Deep Learning by Goodfellow, Bengio, and Courville
*Gaussian Processes for Machine Learning by Rasmussen and Williams - surprisingly digestible and understandable theory of Gaussian Processes
Then, I also highly recommend checking out these articles:
“Taking the Human Out of the Loop: A Review of Bayesian Optimization” by Swersky et al. - very useful article discussing Bayesian optimization, acquisition functions and the like, which are important for a lot of our applications
“Best practices in machine learning for chemistry” by Artrith et al. - title says it
“Machine Learning for Materials Scientists: An Introductory Guide toward Best Practices” by Wang et al. - title says it
“Physics-Inspired Structural Representations for Molecules and Materials” by Musil et al. - title says it
Finally, you should not underrate the plethora of excellent articles and tutorials put together by true heroes on
Quantum Chemistry
Disclosure: I am not an expert in quantum chemistry (QC) or electronic structure theory. Nonetheless, elements of quantum chemistry do enter into our research. For one thing, it is essential that you understand the relationships amongst the hierarchies of methods that we encounter. If you do not know the term “Born-Oppenheimer Potential Energy Surface’’ and how that relates to a classical force field, then you need to brush up on some quantum. In addition, we may pursue some QC calculations from time-to-time. The most common instances are when parameterizing force fields or using QC for machine learning tasks. Some familiarity will also be necessary to understand and interaction with relelvant literature. The following books may be of interest:
^Molecular Modelling Methods: Principles and Applications by Andrew Leach – this was listed earlier already with the allusion to its QC content.

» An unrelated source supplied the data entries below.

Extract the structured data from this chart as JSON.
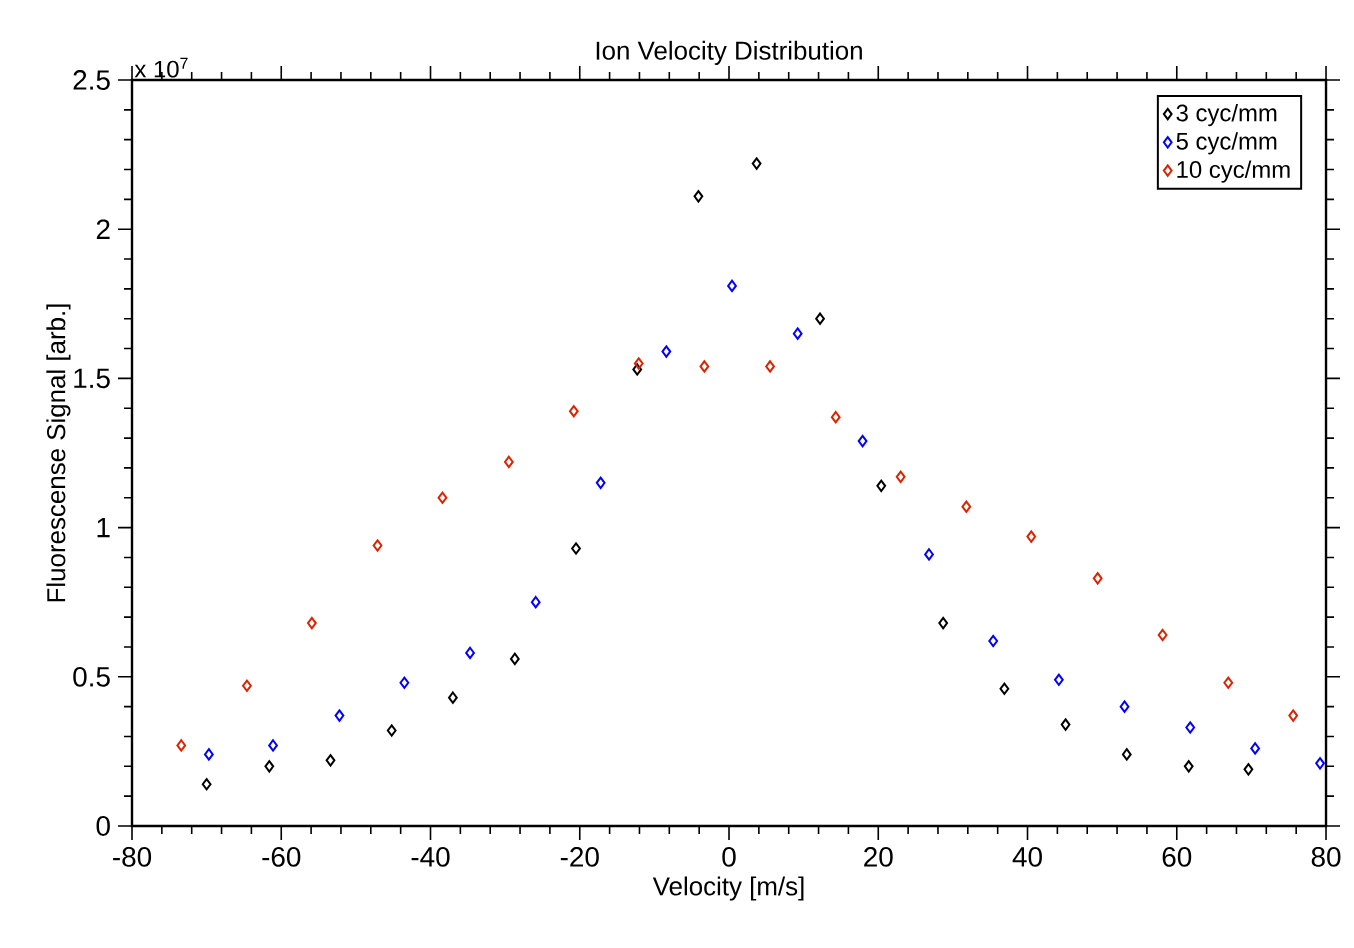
{
  "chart_data": {
    "type": "scatter",
    "title": "Ion Velocity Distribution",
    "xlabel": "Velocity [m/s]",
    "ylabel": "Fluorescense Signal [arb.]",
    "annotations": [
      "x 10$^{7}$"
    ],
    "xlim": [
      -80,
      80
    ],
    "xticks": [
      -80,
      -60,
      -40,
      -20,
      0,
      20,
      40,
      60,
      80
    ],
    "ylim": [
      0,
      2.5
    ],
    "yticks": [
      0,
      0.5,
      1,
      1.5,
      2,
      2.5
    ],
    "legend": "top right",
    "marker": "diamond",
    "grid": false,
    "series": [
      {
        "name": "3 cyc/mm",
        "color": "#000000",
        "x": [
          -70.0,
          -61.6,
          -53.4,
          -45.2,
          -37.0,
          -28.7,
          -20.5,
          -12.3,
          -4.1,
          3.7,
          12.2,
          20.4,
          28.7,
          36.9,
          45.1,
          53.3,
          61.6,
          69.6
        ],
        "values": [
          0.14,
          0.2,
          0.22,
          0.32,
          0.43,
          0.56,
          0.93,
          1.53,
          2.11,
          2.22,
          1.7,
          1.14,
          0.68,
          0.46,
          0.34,
          0.24,
          0.2,
          0.19
        ]
      },
      {
        "name": "5 cyc/mm",
        "color": "#0000ff",
        "x": [
          -69.7,
          -61.1,
          -52.2,
          -43.5,
          -34.7,
          -25.9,
          -17.2,
          -8.4,
          0.4,
          9.2,
          17.9,
          26.8,
          35.4,
          44.2,
          53.0,
          61.8,
          70.5,
          79.2
        ],
        "values": [
          0.24,
          0.27,
          0.37,
          0.48,
          0.58,
          0.75,
          1.15,
          1.59,
          1.81,
          1.65,
          1.29,
          0.91,
          0.62,
          0.49,
          0.4,
          0.33,
          0.26,
          0.21
        ]
      },
      {
        "name": "10 cyc/mm",
        "color": "#dd2200",
        "x": [
          -73.4,
          -64.6,
          -55.9,
          -47.1,
          -38.4,
          -29.5,
          -20.8,
          -12.1,
          -3.3,
          5.5,
          14.3,
          23.0,
          31.8,
          40.5,
          49.4,
          58.1,
          66.9,
          75.6
        ],
        "values": [
          0.27,
          0.47,
          0.68,
          0.94,
          1.1,
          1.22,
          1.39,
          1.55,
          1.54,
          1.54,
          1.37,
          1.17,
          1.07,
          0.97,
          0.83,
          0.64,
          0.48,
          0.37
        ]
      }
    ]
  }
}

^Introduction to Computational Physical Chemistry by Joshua Schrier – lovely pedagogical introduction to computational chemistry overall, but I think the quantum parts are particularly well done (especially Huckel theory)
^Modern Quantum Chemistry: Introduction to Advanced Electronic Structure Theory by Szabo and Ostlund - another cheap Dover book. I believe it is a staple for electronic strucure theorists.
For more basic exposure, you could also consult an undergraduate QC textbook. I thought Introduction to Quantum Mechanics by Griffiths was particularly clear and ^Quantum Chemistry by McQuarrie is solid.